Software as a Service (SaaS)

Software as a Service provides users with access to software that is installed on a network and does not need to be installed locally. Like Platform as a Service (PaaS) or Infrastructure as a Service (IaaS), Software as a Service (SaaS) is a subdomain of cloud computing. The software is operated on the premises of an external provider. Users require an Internet connection and a local computer client. In many cases, the software can be called up and run directly via the web browser. Software as a Service is not based on the traditional licensing model that allows users to purchase software along with the right of use. As the service recipient no longer needs to operate the software himself, a usage-dependent or time-dependent licensing model generally applies.

Software as a Service and its advantages

Software as a Service offers a whole host of advantages compared with classic software installed and operated on the user’s premises. Firstly, it avoids software purchasing costs, thus reducing the investment risk. Less time is required for implementation, as the service provider merely needs to unlock the software for the user. SaaS also reduces the complexity of IT systems and allows the user to focus on his actual business. The time and user-dependent price models ensure that IT costs remain transparent at all times. As an Internet connection is the only requirement for use of the software, the latter can be accessed from mobile devices without any additional investment.
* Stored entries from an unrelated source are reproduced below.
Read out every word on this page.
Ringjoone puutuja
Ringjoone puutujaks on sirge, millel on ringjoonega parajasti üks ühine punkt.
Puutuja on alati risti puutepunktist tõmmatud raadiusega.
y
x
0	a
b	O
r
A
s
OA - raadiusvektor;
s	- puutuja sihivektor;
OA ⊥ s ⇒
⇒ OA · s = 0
Various price models for Software as a Service

A range of price models are available for Software as a Service. In many instances, a user-dependent or time-dependent fee is payable. However, sometimes the costs also vary depending on the software functions made available. The user can opt for only individual functions or the full range of software functions against payment of a corresponding fee. In another price model, the calculated fee is based on the number of user transactions. Such transactions may be online purchases or documents created. Further price models available include billing by CPU usage or data volume. Depending on the software, some providers also charge a one-off software setup or adaptation fee.